In un contesto in cui la fiducia nella scienza è in calo, come indicato da un report del Pew Research Center che mostra un netto declino nel credere che la scienza abbia un impatto positivo sulla società, le teorie del complotto trovano terreno fertile. Dalle idee che il 5G contribuisca alla diffusione del Sars-CoV-2 alle “scie chimiche” degli aerei, il panorama del negazionismo è vasto e variegato.
McIntyre identifica cinque tattiche comuni usate dai negazionisti per sostenere le loro tesi e screditare l’opinione avversaria. Tra queste, il “cherry-picking” o selezione ad hoc delle prove, il ragionamento illogico, il ricorso a teorie del complotto, la fiducia nei falsi esperti e la “presunta perfezione della scienza”. Queste tattiche, analizzate da psicologi come Stephan Lewandosky, sono cruciali per comprendere e contrastare il negazionismo.
Di fronte a questa sfida, McIntyre propone un approccio basato sul dialogo calmo e rispettoso. Sottolinea l’importanza di costruire un rapporto di fiducia con i negazionisti, aiutandoli a gestire la minaccia che le nuove informazioni possono rappresentare per il loro ego. Il filosofo sottolinea che spesso queste persone aderiscono a teorie irrazionali perché queste riflettono la loro identità e il desiderio di appartenere a una certa “tribù”.
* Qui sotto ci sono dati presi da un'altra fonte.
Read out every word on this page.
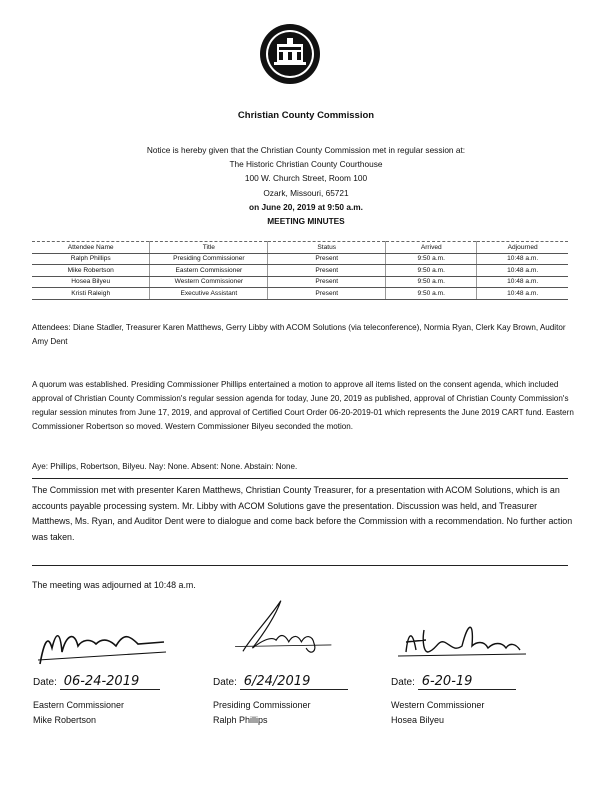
Christian County Commission
Notice is hereby given that the Christian County Commission met in regular session at:
The Historic Christian County Courthouse
100 W. Church Street, Room 100
Ozark, Missouri, 65721
on June 20, 2019 at 9:50 a.m.
MEETING MINUTES
Attendee Name	Title	Status	Arrived	Adjourned
Ralph Phillips	Presiding Commissioner	Present	9:50 a.m.	10:48 a.m.
Mike Robertson	Eastern Commissioner	Present	9:50 a.m.	10:48 a.m.
Hosea Bilyeu	Western Commissioner	Present	9:50 a.m.	10:48 a.m.
Kristi Raleigh	Executive Assistant	Present	9:50 a.m.	10:48 a.m.
Attendees: Diane Stadler, Treasurer Karen Matthews, Gerry Libby with ACOM Solutions (via teleconference), Normia Ryan, Clerk Kay Brown, Auditor Amy Dent
A quorum was established. Presiding Commissioner Phillips entertained a motion to approve all items listed on the consent agenda, which included approval of Christian County Commission's regular session agenda for today, June 20, 2019 as published, approval of Christian County Commission's regular session minutes from June 17, 2019, and approval of Certified Court Order 06-20-2019-01 which represents the June 2019 CART fund. Eastern Commissioner Robertson so moved. Western Commissioner Bilyeu seconded the motion.
Aye: Phillips, Robertson, Bilyeu. Nay: None. Absent: None. Abstain: None.
The Commission met with presenter Karen Matthews, Christian County Treasurer, for a presentation with ACOM Solutions, which is an accounts payable processing system. Mr. Libby with ACOM Solutions gave the presentation. Discussion was held, and Treasurer Matthews, Ms. Ryan, and Auditor Dent were to dialogue and come back before the Commission with a recommendation. No further action was taken.
The meeting was adjourned at 10:48 a.m.
Date: 06-24-2019
Eastern Commissioner
Mike Robertson
Date: 6/24/2019
Presiding Commissioner
Ralph Phillips
Date: 6-20-19
Western Commissioner
Hosea Bilyeu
Nelle sue interazioni con i negazionisti, McIntyre ha scoperto che attaccare direttamente le loro idee è spesso controproducente, poiché percepito come un attacco alla loro identità. Suggerisce invece di concentrarsi sul modo fallace in cui argomentano, esponendo le loro tecniche disoneste e invitandoli a cercare argomentazioni più fondate.
Inoltre, McIntyre consiglia di evitare di etichettare queste persone come “negazionisti”, poiché nessuno si definisce in quel modo. Si considerano piuttosto come “scettici” dalla mente aperta, benché le loro credenze si basino più sulla fede che sulla ragione e sulle prove.
Il saggio di McIntyre non solo illumina le tattiche del negazionismo ma offre anche strategie concrete per affrontarlo. In un’epoca segnata dalla disinformazione e dal declino della fiducia nella scienza, il suo lavoro rappresenta una guida essenziale per navigare le acque tumultuose del dialogo scientifico e per cercare di ristabilire un terreno comune basato su fatti e logica.